Responsable de la chronique : Jacques Marcotte, o.p.
Parole et vie

Homélie pour le 25e dimanche T.O. Année C

Imprimer Par Jacques Marcotte, o.p.

Justice sociale

Qui seront nos amis !

Évangile de Jésus Christ selon saint Luc 16,1-13.
En ce temps-là, Jésus disait à ses disciples : « Un homme riche avait un gérant qui lui fut dénoncé comme dilapidant ses biens.
Il le convoqua et lui dit : “Qu’est-ce que j’apprends à ton sujet ? Rends-moi les comptes de ta gestion, car tu ne peux plus être mon gérant.”
Le gérant se dit en lui-même : “Que vais-je faire, puisque mon maître me retire la gestion ? Travailler la terre ? Je n’en ai pas la force. Mendier ? J’aurais honte.
Je sais ce que je vais faire, pour qu’une fois renvoyé de ma gérance, des gens m’accueillent chez eux.”
Il fit alors venir, un par un, ceux qui avaient des dettes envers son maître. Il demanda au premier : “Combien dois-tu à mon maître ?”
Il répondit : “Cent barils d’huile.” Le gérant lui dit : “Voici ton reçu ; vite, assieds-toi et écris cinquante.”
Puis il demanda à un autre : “Et toi, combien dois-tu ?” Il répondit : “Cent sacs de blé.” Le gérant lui dit : “Voici ton reçu, écris quatre-vingts.”
Le maître fit l’éloge de ce gérant malhonnête car il avait agi avec habileté ; en effet, les fils de ce monde sont plus habiles entre eux que les fils de la lumière.
Eh bien moi, je vous le dis : Faites-vous des amis avec l’argent malhonnête, afin que, le jour où il ne sera plus là, ces amis vous accueillent dans les demeures éternelles.
Celui qui est digne de confiance dans la moindre chose est digne de confiance aussi dans une grande. Celui qui est malhonnête dans la moindre chose est malhonnête aussi dans une grande.
Si donc vous n’avez pas été dignes de confiance pour l’argent malhonnête, qui vous confiera le bien véritable ?
Et si, pour ce qui est à autrui, vous n’avez pas été dignes de confiance, ce qui vous revient, qui vous le donnera ?
Aucun domestique ne peut servir deux maîtres : ou bien il haïra l’un et aimera l’autre, ou bien il s’attachera à l’un et méprisera l’autre. Vous ne pouvez pas servir à la fois Dieu et l’argent. »

COMMENTAIRE

Le prophète Amos et l’évangéliste Luc nous parlent aujourd’hui de justice sociale. La parabole du gérant habile suggère – avec humour, sens du paradoxe et de la provocation – que la façon vraiment intelligente d’user des biens de ce monde est de nous en faire des alliés pour notre avenir ultime. Il nous faut prévoir et anticiper le monde nouveau. Nous aurions tard de ne travailler que pour les résultats immédiats, égocentriques et tellement limités. Il vaut la peine de sacrifier de notre bien-être présent et de nos richesses matérielles en vue d’atteindre à l’essentiel de notre bonheur futur qui est ailleurs.

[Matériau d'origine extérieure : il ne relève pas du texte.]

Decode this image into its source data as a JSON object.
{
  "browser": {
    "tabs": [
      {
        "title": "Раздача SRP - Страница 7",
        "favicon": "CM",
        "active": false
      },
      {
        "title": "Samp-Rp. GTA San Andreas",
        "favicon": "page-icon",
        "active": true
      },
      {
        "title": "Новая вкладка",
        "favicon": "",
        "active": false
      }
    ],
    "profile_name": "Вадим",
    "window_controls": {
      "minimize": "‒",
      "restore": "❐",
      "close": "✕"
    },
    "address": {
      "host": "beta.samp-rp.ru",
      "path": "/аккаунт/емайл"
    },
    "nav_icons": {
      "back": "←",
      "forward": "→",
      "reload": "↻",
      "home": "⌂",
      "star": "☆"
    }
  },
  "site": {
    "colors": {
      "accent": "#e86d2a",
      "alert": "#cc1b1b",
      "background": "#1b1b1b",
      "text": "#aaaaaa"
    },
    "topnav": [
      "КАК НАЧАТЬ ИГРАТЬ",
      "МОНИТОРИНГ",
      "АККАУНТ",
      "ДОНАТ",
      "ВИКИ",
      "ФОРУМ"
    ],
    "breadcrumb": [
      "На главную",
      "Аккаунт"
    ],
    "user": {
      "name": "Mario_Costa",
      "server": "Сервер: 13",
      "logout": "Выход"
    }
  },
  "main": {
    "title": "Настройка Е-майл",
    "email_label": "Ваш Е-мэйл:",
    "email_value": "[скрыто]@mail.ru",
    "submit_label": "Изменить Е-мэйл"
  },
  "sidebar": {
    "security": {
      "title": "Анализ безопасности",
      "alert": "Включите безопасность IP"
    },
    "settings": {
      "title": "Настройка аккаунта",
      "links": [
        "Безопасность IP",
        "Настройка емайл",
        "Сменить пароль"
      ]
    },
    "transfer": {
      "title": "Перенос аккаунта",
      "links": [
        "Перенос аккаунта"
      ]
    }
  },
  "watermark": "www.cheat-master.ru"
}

S’il nous faut respecter nos engagements terrestres et nous montrer fidèles et justes en toutes nos transactions, nous ne pouvons assurer notre avenir qu’en pratiquant régulièrement aussi le partage en faveur des plus démunis.  Si nous faisons de ces derniers nos amis, ils sauront bien nous accueillir dans le Royaume puisqu’ils sont, eux, les amis de Dieu. 

Mettons donc la compassion et le partage au cœur de nos motivations et de nos engagements !  Notre rapport à l’argent en sera modifié et nous n’en serons que plus libres. Alors nous n’oserons plus fermer les yeux sur la misère des plus pauvres. Nous ferons tout ce qui nous est possible pour nous éloigner des conduites oppressantes à l’égard des petits, des manœuvres injustes et des malversations frauduleuses à l’endroit des plus pauvres.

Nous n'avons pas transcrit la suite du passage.